Ralph Reed writes in response to my story yesterday, which cited the example of a phone-banking Obama supporter and regular Democratic primary voter in Virginia who has received mail from Reed’s Faith & Freedom Coalition as part of the group’s voter-contact effort to mobilize ten million socially conservatives to vote this year. Reed says it’s unfair to use that as an example of his targeting missing its mark.
“We could have easily dropped them out of the voter education program—their party and voting history is a matter of record,” he writes. “But for strategic reasons we felt it important to contact Democrats who are voters of faith. We’re not a Republican campaign committee, and we believe it’s a good investment both short-term and long-term to keep them in the program.” I asked him to elaborate on that point:
Reed notes that the group keeps approximately two million Democrats in its “evangelical/Catholic voter file.”
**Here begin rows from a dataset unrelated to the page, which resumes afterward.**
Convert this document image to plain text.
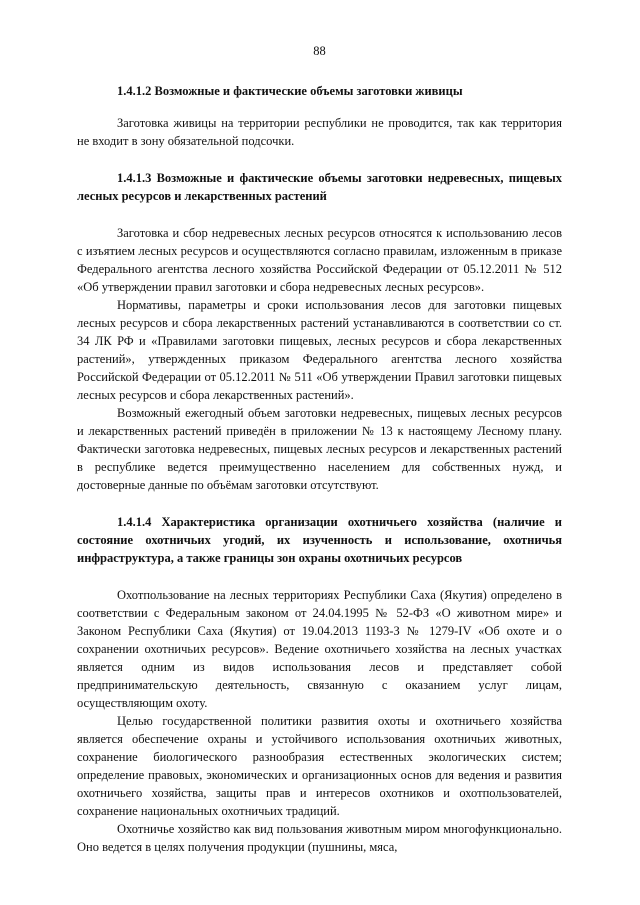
88

1.4.1.2 Возможные и фактические объемы заготовки живицы

Заготовка живицы на территории республики не проводится, так как территория не входит в зону обязательной подсочки.

1.4.1.3 Возможные и фактические объемы заготовки недревесных, пищевых лесных ресурсов и лекарственных растений

Заготовка и сбор недревесных лесных ресурсов относятся к использованию лесов с изъятием лесных ресурсов и осуществляются согласно правилам, изложенным в приказе Федерального агентства лесного хозяйства Российской Федерации от 05.12.2011 № 512 «Об утверждении правил заготовки и сбора недревесных лесных ресурсов».

Нормативы, параметры и сроки использования лесов для заготовки пищевых лесных ресурсов и сбора лекарственных растений устанавливаются в соответствии со ст. 34 ЛК РФ и «Правилами заготовки пищевых, лесных ресурсов и сбора лекарственных растений», утвержденных приказом Федерального агентства лесного хозяйства Российской Федерации от 05.12.2011 № 511 «Об утверждении Правил заготовки пищевых лесных ресурсов и сбора лекарственных растений».

Возможный ежегодный объем заготовки недревесных, пищевых лесных ресурсов и лекарственных растений приведён в приложении № 13 к настоящему Лесному плану. Фактически заготовка недревесных, пищевых лесных ресурсов и лекарственных растений в республике ведется преимущественно населением для собственных нужд, и достоверные данные по объёмам заготовки отсутствуют.

1.4.1.4 Характеристика организации охотничьего хозяйства (наличие и состояние охотничьих угодий, их изученность и использование, охотничья инфраструктура, а также границы зон охраны охотничьих ресурсов

Охотпользование на лесных территориях Республики Саха (Якутия) определено в соответствии с Федеральным законом от 24.04.1995 № 52-ФЗ «О животном мире» и Законом Республики Саха (Якутия) от 19.04.2013 1193-З № 1279-IV «Об охоте и о сохранении охотничьих ресурсов». Ведение охотничьего хозяйства на лесных участках является одним из видов использования лесов и представляет собой предпринимательскую деятельность, связанную с оказанием услуг лицам, осуществляющим охоту.

Целью государственной политики развития охоты и охотничьего хозяйства является обеспечение охраны и устойчивого использования охотничьих животных, сохранение биологического разнообразия естественных экологических систем; определение правовых, экономических и организационных основ для ведения и развития охотничьего хозяйства, защиты прав и интересов охотников и охотпользователей, сохранение национальных охотничьих традиций.

Охотничье хозяйство как вид пользования животным миром многофункционально. Оно ведется в целях получения продукции (пушнины, мяса,
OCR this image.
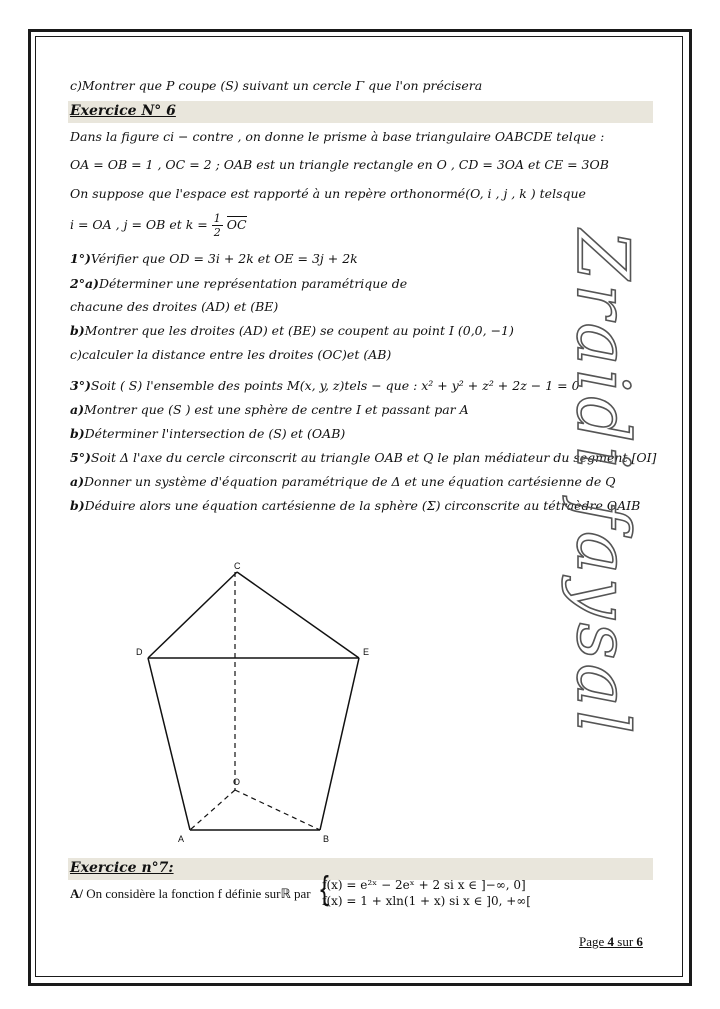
c)Montrer que P coupe (S) suivant un cercle Γ que l'on précisera
Exercice N° 6
Dans la figure ci − contre , on donne le prisme à base triangulaire OABCDE telque :
OA = OB = 1 , OC = 2 ; OAB est un triangle rectangle en O , CD = 3OA et CE = 3OB
On suppose que l'espace est rapporté à un repère orthonormé(O, i , j , k ) telsque
i = OA , j = OB et $k = \frac{1}{2}$ OC
1°)Vérifier que OD = 3i + 2k et OE = 3j + 2k
2°a)Déterminer une représentation paramétrique de
chacune des droites (AD) et (BE)
b)Montrer que les droites (AD) et (BE) se coupent au point I (0,0, −1)
c)calculer la distance entre les droites (OC)et (AB)
3°)Soit ( S) l'ensemble des points M(x, y, z)tels − que : x² + y² + z² + 2z − 1 = 0
a)Montrer que (S ) est une sphère de centre I et passant par A
b)Déterminer l'intersection de (S) et (OAB)
5°)Soit Δ l'axe du cercle circonscrit au triangle OAB et Q le plan médiateur du segment [OI]
a)Donner un système d'équation paramétrique de Δ et une équation cartésienne de Q
b)Déduire alors une équation cartésienne de la sphère (Σ) circonscrite au tétraèdre OAIB
C
D	E
O
A	B
Zraidi faysal
Exercice n°7:
A/ On considère la fonction f définie surℝ par {
f(x) = e²ˣ − 2eˣ + 2 si x ∈ ]−∞, 0]
f(x) = 1 + xln(1 + x) si x ∈ ]0, +∞[
Page 4 sur 6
As to why contact Democrats, because we are a faith-based issues advocacy organization that seeks to mobilize, train, educate, and equip people of faith to be more effective citizens, in particular evangelicals and faithful Roman Catholics. Especially if you’re seeking to move and motivate Catholics on issues, you’re dealing with a community that is still about one-third Democrat (that’s frequently Mass-attending Catholics). We’re not the RNC or the a GOP candidate committee. So the point in your piece that we may have communicated with a Democrat in VA may be a critique of a Romney or RNC — of that I’m not sure. We communicate with voters based on issues, not party or candidate identification. That goes for evangelicals as well. After all, Obama will get about 20% of the evangelical vote, which is one out of every five evangelicals. Are we not to communicate with them either? I think we should, and we do.